Если подняться выше в горы, в область «лунного ландшафта», где уже нет ни лесов, ни даже трав, где черными потоками застыла недавно излившаяся лава, то и здесь повсюду голубеют розетки толстянковых. Главный среди них — эониум — растет прямо на лавовых потоках, хотя последнее извержение было всего 200 лет назад. Другие растения не селятся на лаве и через три тысячи лет!
Но особенное тяготение эониум проявляет даже не к лаве, а к черепичным крышам (тоже ведь бесплодный субстрат!). Возле старого драконового дерева на острове Тенерифе, которое всегда показывают туристам, есть старый дом, на крыше которого выстроились в ряд несколько полуметровых кустов эониума. Стоило бы показывать туристам и эти кусты. В наши дни, когда промышленность оставляет отработанные карьеры и изуродованную землю, не. мешает присмотреться к толстянковым: как удается им так отлично справляться с освоением бесплодных пространств. Наверняка в их биологии найдется немало поучительного.
Взять, к примеру, хотя бы наш обычный сорнячок скрипун пурпурный. Эту травку тоже зовут заячьей капустой за круглые, сочные, поскрипывающие листья и такие же сочные стебли. В земле у скрипуна клубни с запасом питания. Он неожиданно появляется на свалках мусора, на клеверищах, картофельных полях. Пахота, с помощью которой избавляются от многих сорняков, для скрипуна — благоденствие. Он не боится быть закопанным слишком глубоко. Клубни прорастают даже с глубины 11 сантиметров. Не боится разрыва корней: от этого ряды его множатся. Не страшно, если будет выброшен на поверхность поля. Ранней весной старые, высохшие стебли дают новые фиолетовые листья и новые корешки.
Ломающие камень
Их не найти на ярком, цветистом лугу или в пышной дубраве с жирным лесным черноземом. Только там, где обнажаются камни, где почти нет почвы, где растительный покров не сомкнут, там поселяются камнеломки. Два обстоятельства заставляют их выбрать такую неудобь. Во-первых, они, как росянки, плохо выносят соседство других растений, предпочитая жить одни, сами по себе. Во-вторых, любят сырость, влагу. А там, где камни, постоянно большая влажность.

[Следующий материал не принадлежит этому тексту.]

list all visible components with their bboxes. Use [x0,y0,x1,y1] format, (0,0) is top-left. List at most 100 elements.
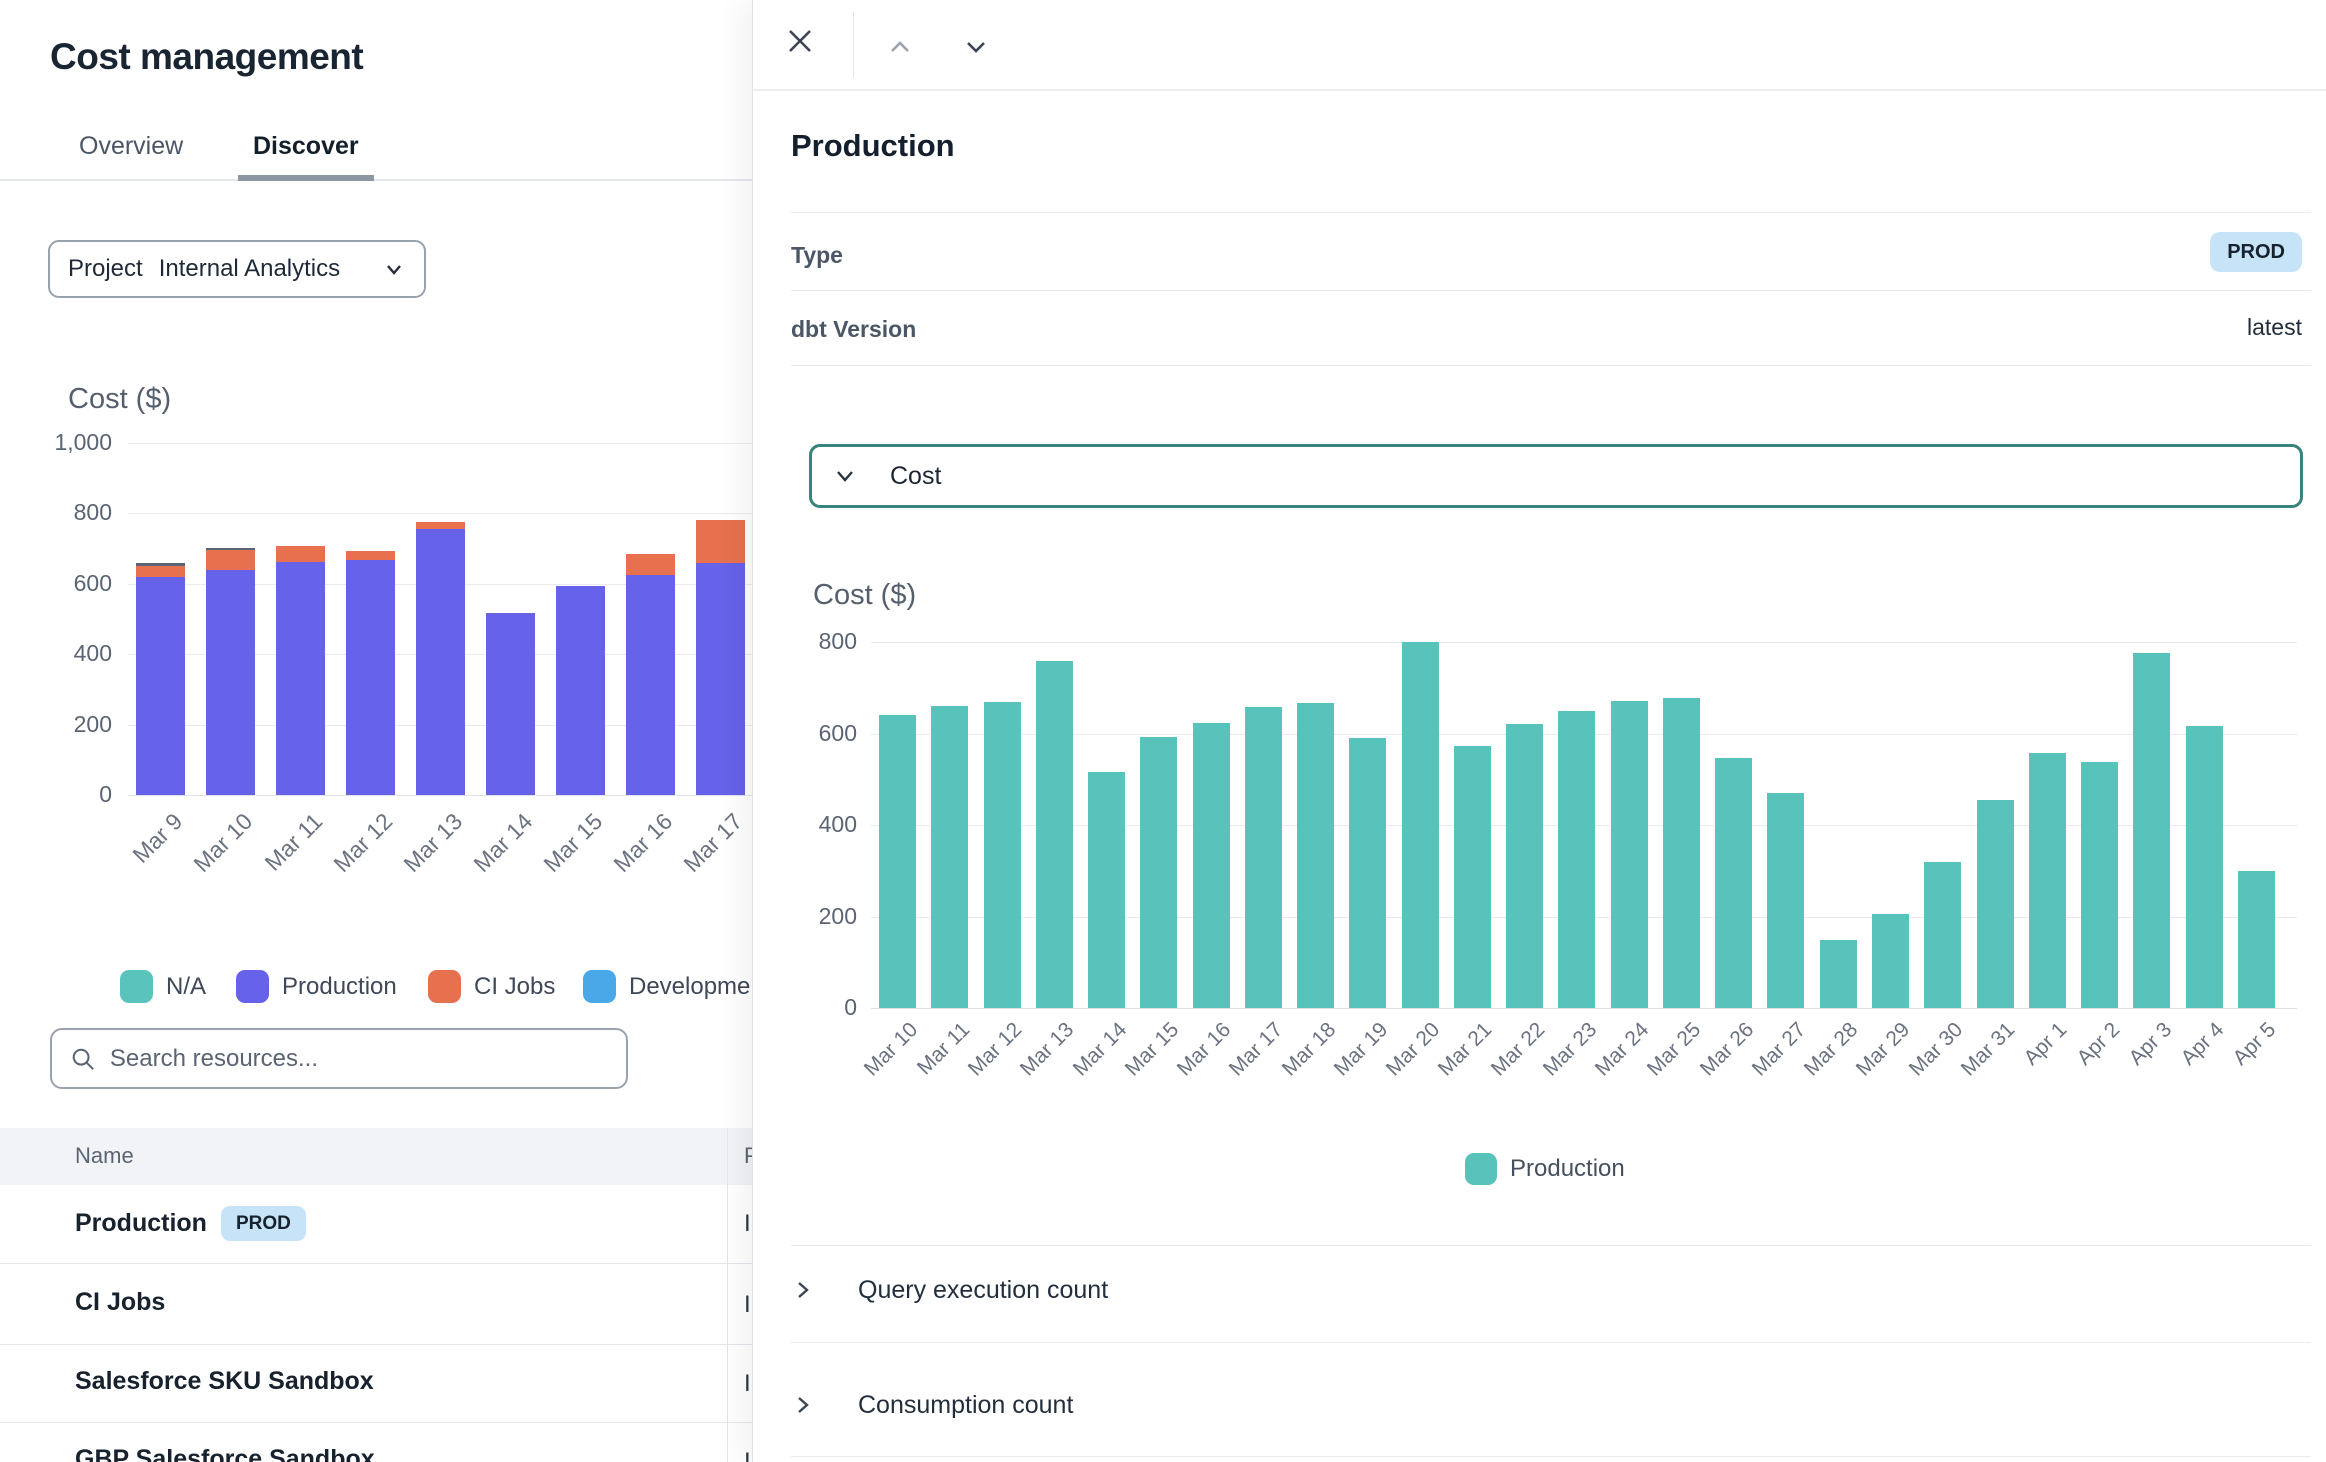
prod-badge: PROD [221,1206,306,1241]
bar-production-apr-4[interactable] [2186,726,2223,1008]
bar-ci-jobs-mar-16[interactable] [626,554,675,575]
close-drawer-button[interactable] [779,20,821,65]
bar-production-mar-11[interactable] [276,562,325,795]
y-axis-tick: 200 [753,903,857,930]
close-icon [783,24,817,58]
chevron-up-icon [883,30,917,64]
chevron-down-icon [832,463,858,489]
bar-ci-jobs-mar-10[interactable] [206,550,255,569]
legend-item-na[interactable]: N/A [120,970,206,1003]
bar-production-apr-2[interactable] [2081,762,2118,1008]
bar-production-mar-23[interactable] [1558,711,1595,1008]
project-filter-dropdown[interactable]: Project Internal Analytics [48,240,426,298]
bar-production-mar-13[interactable] [416,529,465,795]
bar-ci-jobs-mar-17[interactable] [696,520,745,563]
project-filter-label: Project [68,255,143,283]
y-axis-tick: 800 [0,499,112,526]
next-item-button[interactable] [955,26,997,71]
bar-production-mar-15[interactable] [556,586,605,795]
bar-production-mar-16[interactable] [626,575,675,795]
row-col2-salesforce: In [744,1370,752,1398]
search-resources-box [50,1028,628,1089]
bar-production-mar-17[interactable] [696,563,745,795]
drawer-legend-production[interactable]: Production [1465,1153,1625,1185]
resource-detail-drawer: Production Type PROD dbt Version latest … [752,0,2326,1462]
bar-production-apr-3[interactable] [2133,653,2170,1009]
page-title: Cost management [50,36,363,78]
legend-swatch-production [236,970,269,1003]
y-axis-tick: 400 [753,811,857,838]
dbt-version-value: latest [2247,314,2302,341]
left-chart-title: Cost ($) [68,383,171,416]
gridline [128,795,752,796]
bar-production-mar-25[interactable] [1663,698,1700,1008]
bar-unlabeled-mar-10[interactable] [206,548,255,550]
bar-production-mar-22[interactable] [1506,724,1543,1008]
bar-ci-jobs-mar-12[interactable] [346,551,395,560]
bar-production-mar-12[interactable] [984,702,1021,1008]
bar-production-mar-28[interactable] [1820,940,1857,1008]
bar-production-mar-30[interactable] [1924,862,1961,1008]
legend-item-production[interactable]: Production [236,970,397,1003]
bar-production-mar-29[interactable] [1872,914,1909,1008]
bar-production-mar-21[interactable] [1454,746,1491,1008]
tabs-divider [0,179,752,181]
bar-production-mar-10[interactable] [879,715,916,1008]
table-row-salesforce-sku-sandbox[interactable]: Salesforce SKU Sandbox In [0,1344,752,1422]
table-row-ci-jobs[interactable]: CI Jobs In [0,1263,752,1344]
y-axis-tick: 600 [0,570,112,597]
y-axis-tick: 0 [753,994,857,1021]
y-axis-tick: 600 [753,720,857,747]
bar-production-apr-5[interactable] [2238,871,2275,1008]
bar-production-mar-11[interactable] [931,706,968,1008]
bar-production-mar-27[interactable] [1767,793,1804,1008]
bar-ci-jobs-mar-9[interactable] [136,566,185,577]
bar-production-mar-18[interactable] [1297,703,1334,1008]
drawer-chart-title: Cost ($) [813,579,916,612]
bar-production-mar-26[interactable] [1715,758,1752,1008]
tab-discover[interactable]: Discover [253,132,359,161]
legend-swatch-production [1465,1153,1497,1185]
legend-swatch-development [583,970,616,1003]
previous-item-button[interactable] [879,26,921,71]
legend-label-production: Production [1510,1155,1625,1183]
bar-production-mar-17[interactable] [1245,707,1282,1008]
bar-production-mar-9[interactable] [136,577,185,795]
query-execution-count-section-toggle[interactable]: Query execution count [791,1260,2311,1320]
chevron-right-icon [791,1393,815,1417]
gridline [128,513,752,514]
bar-production-mar-16[interactable] [1193,723,1230,1009]
search-input[interactable] [110,1045,608,1073]
table-header-project: P [744,1143,752,1169]
bar-ci-jobs-mar-13[interactable] [416,522,465,529]
cost-section-toggle[interactable]: Cost [809,444,2303,508]
bar-production-mar-20[interactable] [1402,642,1439,1008]
bar-unlabeled-mar-9[interactable] [136,563,185,566]
table-row-production[interactable]: Production PROD In [0,1184,752,1263]
legend-item-ci-jobs[interactable]: CI Jobs [428,970,555,1003]
bar-production-mar-14[interactable] [1088,772,1125,1009]
y-axis-tick: 800 [753,628,857,655]
bar-production-mar-31[interactable] [1977,800,2014,1008]
query-execution-count-label: Query execution count [858,1276,1108,1305]
bar-production-mar-10[interactable] [206,570,255,795]
bar-production-apr-1[interactable] [2029,753,2066,1008]
gridline [871,1008,2297,1009]
table-header-name: Name [75,1143,134,1169]
tab-overview[interactable]: Overview [79,132,183,161]
row-name-salesforce: Salesforce SKU Sandbox [75,1367,374,1396]
legend-item-development[interactable]: Development [583,970,752,1003]
table-row-gbp-salesforce-sandbox[interactable]: GBP Salesforce Sandbox In [0,1422,752,1462]
bar-production-mar-14[interactable] [486,613,535,795]
bar-production-mar-15[interactable] [1140,737,1177,1008]
bar-production-mar-19[interactable] [1349,738,1386,1008]
bar-production-mar-12[interactable] [346,560,395,795]
type-field-label: Type [791,242,843,269]
bar-ci-jobs-mar-11[interactable] [276,546,325,562]
consumption-count-section-toggle[interactable]: Consumption count [791,1375,2311,1435]
legend-label-na: N/A [166,973,206,1001]
type-prod-badge: PROD [2210,232,2302,272]
bar-production-mar-13[interactable] [1036,661,1073,1008]
bar-production-mar-24[interactable] [1611,701,1648,1008]
search-icon [70,1045,96,1073]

В глубине Сибири, за Байкалом, камнеломки сплошь наводняют горы. Если пожар спалит лес дотла, а дожди смоют остатки почвы, для камнеломок раздолье. Кажется, что обнаженные камни уже никогда больше не покроются зеленью: ведь тысяча лет нужна, чтобы набрался вновь слой почвы в десять сантиметров толщиной. Но проходит совсем немного времени, лет пятнадцать, и среди камней появляются толстые, овальные и блестящие листья-лепешки. Листья самой большой из сибирских камнеломок — бадана толстолистного. Весной над розетками листьев неожиданно быстро поднимаются мясистые безлистные цветоносы и развертываются фонтаном крупных малиновых цветков. Год за годом пробивается через камни толстый лежачий стебель бадана. Сначала он растет вверх, но корни, которые образуются на стебле, заставляют его лечь и пришивают накрепко к камням. Верхушка снова растет вверх и снова ложится. Так день за днем, год за годом.
Сколько лет живет бадан, никто не знает. Пробовали измерить растение, находили стебли по пять метров длиной и по шесть. Если в среднем бадан растет по четыре сантиметра в год, значит, возраст таких стеблей 120–150 лет. Но, наверное, намного больше, потому что старый конец лежачего стебля постепенно отмирает и разрушается, и от него остается рассыпающаяся в руках труха.
Может быть, бадан живет и тысячу лет?
Итак, ползет бадан, как зеленая змея между камней, и вскоре все исчезает под его широкими листьями. Теперь гарь кажется большим капустным полем после уборки урожая, когда на месте срубленных кочанов остаются прикорневые листья. Так же как и у капусты, листья бадана скрипят под ногами. Они не мерзнут и зимой (а ведь какие сочные!) и только в начале следующего лета начинают краснеть и увядать. Потом чернеют и рассыпаются в порошок, создавая первые пригоршни будущей почвы.
Там, где растет бадан, другие растения поселяются редко. Только черемша, победный лук, пробивается между розетками бадановых листьев, да молодняк деревьев, который успел поселиться раньше, чем бадан, захватил пустующую площадь. Со временем вырастет на месте «капустного поля» кедровый лес. Или лиственный. Или сосновый. Но и под деревьями сохранится бадан. Сохранится и через сто и через двести лет, странно и необычно сверкая на солнце листьями-лепешками, маскируя картину давнего разрушения леса. Через тысячу лет бадан восстановит смытую почву. А когда она восстановится там, где нет бадана?